Est-ce que
PROGRESS a progressé depuis son premier EP
Breathing ? Déjà, pas au niveau de sa communication puisque le message qui accompagnait la demande d’article reprend exactement les mêmes éléments de langage que ceux utilisés en 2024, notamment l’information concernant la masterisation d’un titre par un gros studio américain… Sauf que le titre en question n’est pas sur
Big Mouth. Allez, je passe outre, je comprends que les mecs soient fiers de cela, j’aurais juste apprécié qu’on me fournisse de nouvelles données.
Je passerai également outre la pochette avec un clown. Depuis les réadaptations de « It » au cinéma ou en série et le phénomène « Terrifier », c’est devenu une figure de l’horreur assez commune même si, en l’occurrence, le bras bionique permettra de poursuivre la logique de l’illustration précédente. Cette forme de continuité dans l’esthétique se retrouvera-t-elle dans la musique ? Oui, aussi est-ce que je pourrais globalement reprendre mes observations de l’année dernière, à savoir que les Amiénois mélangent toujours des inspirations
heavy metal dans le jeu des guitares (« Rip Out My Eyes » par exemple) avec une approche davantage
metalcore au niveau des vocaux ou des structures et des nombreux
breaks, ce qui rend l’ensemble parfaitement abordable pour les oreilles les plus chastes mais néanmoins désireuses de se frotter à quelque chose de costaud.

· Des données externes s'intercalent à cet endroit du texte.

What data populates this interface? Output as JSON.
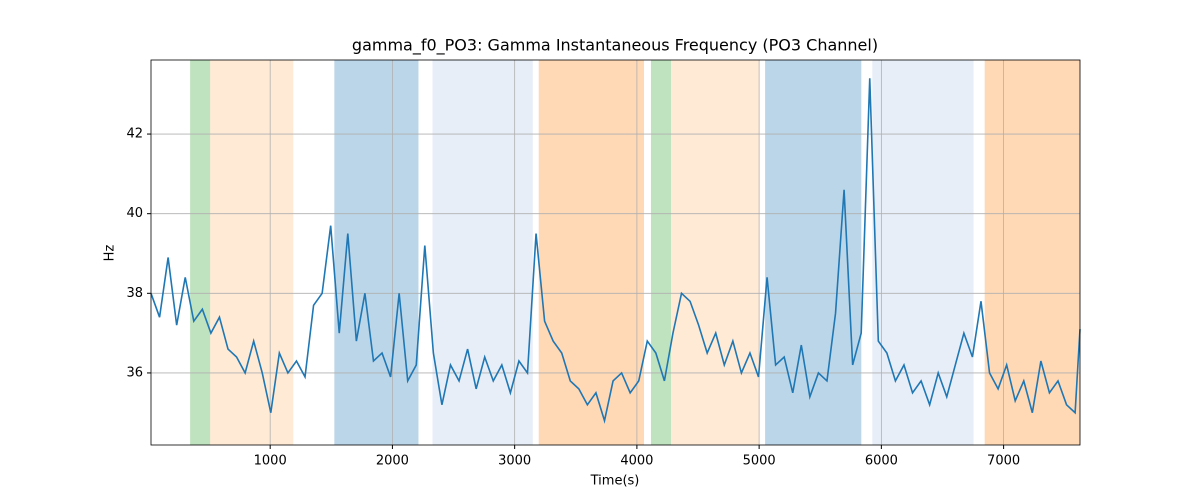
{
  "chart_data": {
    "type": "line",
    "title": "gamma_f0_PO3: Gamma Instantaneous Frequency (PO3 Channel)",
    "xlabel": "Time(s)",
    "ylabel": "Hz",
    "x": [
      25,
      95,
      165,
      235,
      305,
      375,
      445,
      515,
      585,
      655,
      725,
      795,
      865,
      935,
      1005,
      1075,
      1145,
      1215,
      1285,
      1355,
      1425,
      1495,
      1565,
      1635,
      1705,
      1775,
      1845,
      1915,
      1985,
      2055,
      2125,
      2195,
      2265,
      2335,
      2405,
      2475,
      2545,
      2615,
      2685,
      2755,
      2825,
      2895,
      2965,
      3035,
      3105,
      3175,
      3245,
      3315,
      3385,
      3455,
      3525,
      3595,
      3665,
      3735,
      3805,
      3875,
      3945,
      4015,
      4085,
      4155,
      4225,
      4295,
      4365,
      4435,
      4505,
      4575,
      4645,
      4715,
      4785,
      4855,
      4925,
      4995,
      5065,
      5135,
      5205,
      5275,
      5345,
      5415,
      5485,
      5555,
      5625,
      5695,
      5765,
      5835,
      5905,
      5975,
      6045,
      6115,
      6185,
      6255,
      6325,
      6395,
      6465,
      6535,
      6605,
      6675,
      6745,
      6815,
      6885,
      6955,
      7025,
      7095,
      7165,
      7235,
      7305,
      7375,
      7445,
      7515,
      7585,
      7625
    ],
    "values": [
      38.0,
      37.4,
      38.9,
      37.2,
      38.4,
      37.3,
      37.6,
      37.0,
      37.4,
      36.6,
      36.4,
      36.0,
      36.8,
      36.0,
      35.0,
      36.5,
      36.0,
      36.3,
      35.9,
      37.7,
      38.0,
      39.7,
      37.0,
      39.5,
      36.8,
      38.0,
      36.3,
      36.5,
      35.9,
      38.0,
      35.8,
      36.2,
      39.2,
      36.5,
      35.2,
      36.2,
      35.8,
      36.6,
      35.6,
      36.4,
      35.8,
      36.2,
      35.5,
      36.3,
      36.0,
      39.5,
      37.3,
      36.8,
      36.5,
      35.8,
      35.6,
      35.2,
      35.5,
      34.8,
      35.8,
      36.0,
      35.5,
      35.8,
      36.8,
      36.5,
      35.8,
      37.0,
      38.0,
      37.8,
      37.2,
      36.5,
      37.0,
      36.2,
      36.8,
      36.0,
      36.5,
      35.9,
      38.4,
      36.2,
      36.4,
      35.5,
      36.7,
      35.4,
      36.0,
      35.8,
      37.5,
      40.6,
      36.2,
      37.0,
      43.4,
      36.8,
      36.5,
      35.8,
      36.2,
      35.5,
      35.8,
      35.2,
      36.0,
      35.4,
      36.2,
      37.0,
      36.4,
      37.8,
      36.0,
      35.6,
      36.2,
      35.3,
      35.8,
      35.0,
      36.3,
      35.5,
      35.8,
      35.2,
      35.0,
      37.1
    ],
    "color": "#1f77b4",
    "spans": [
      {
        "start": 345,
        "end": 509,
        "color": "#2ca02c"
      },
      {
        "start": 509,
        "end": 1189,
        "color": "#ffbb78"
      },
      {
        "start": 1525,
        "end": 2213,
        "color": "#1f77b4"
      },
      {
        "start": 2328,
        "end": 3148,
        "color": "#aec7e8"
      },
      {
        "start": 3197,
        "end": 4058,
        "color": "#ff7f0e"
      },
      {
        "start": 4115,
        "end": 4279,
        "color": "#2ca02c"
      },
      {
        "start": 4279,
        "end": 5000,
        "color": "#ffbb78"
      },
      {
        "start": 5049,
        "end": 5836,
        "color": "#1f77b4"
      },
      {
        "start": 5926,
        "end": 6754,
        "color": "#aec7e8"
      },
      {
        "start": 6845,
        "end": 7625,
        "color": "#ff7f0e"
      }
    ],
    "span_alpha": 0.3,
    "xlim": [
      25,
      7625
    ],
    "ylim": [
      34.19,
      43.86
    ],
    "xticks": [
      1000,
      2000,
      3000,
      4000,
      5000,
      6000,
      7000
    ],
    "yticks": [
      36,
      38,
      40,
      42
    ],
    "grid": true
  }
}
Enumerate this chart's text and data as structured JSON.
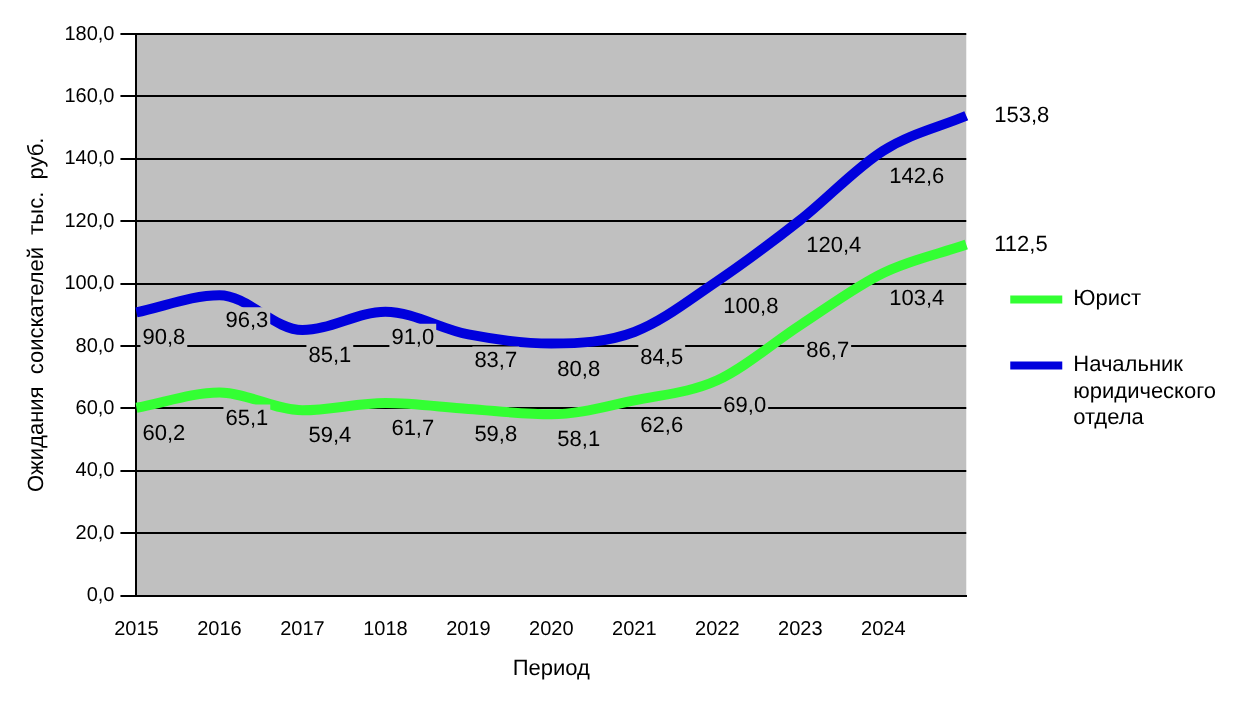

Cependant, si la bande poursuit sur sa trajectoire initiale, il me semble toutefois que les musiciens ont techniquement progressé, ce qui entraîne une densification des morceaux : les guitares jouent souvent des lignes distinctes indépendantes avec même quelques incursions solos maîtrisées, la basse se fait davantage entendre, ses attaques apportant dynamisme et
groove, le chant se montre également plus assuré dans ses
screams, autant d’améliorations qui sauteront aux oreilles dès l’introduction « Rebirth ». Par conséquent, sans parler d’évolution, affirmer que le style s’est bonifié sera légitime et ce même si je ne suis toujours pas la cible de ce
metal moderne pour lequel, à partitions égales, je préférais écouter un chant résolument
heavy, sachant que c’est aussi cette ambivalence qui forge la personnalité de
PROGRESS.
En définitive, le bilan global est largement au bénéfice des Français qui, s’ils poursuivent dans cette voie, pourraient bien créer la surprise dans les années qui viennent. Peut-être qu’un LP permettrait d’asseoir la réputation et de passer au stade supérieur car si le
metalcore est un met répandu dans nos contrées, l’approche
heavy mélodique qui est ici proposée se fait rare. Un effort significatif est réalisé pour éviter de coller des arythmies et des riffs en deux cases de partout au profit de développements plus ambitieux, une position méritante qui mérite les encouragements.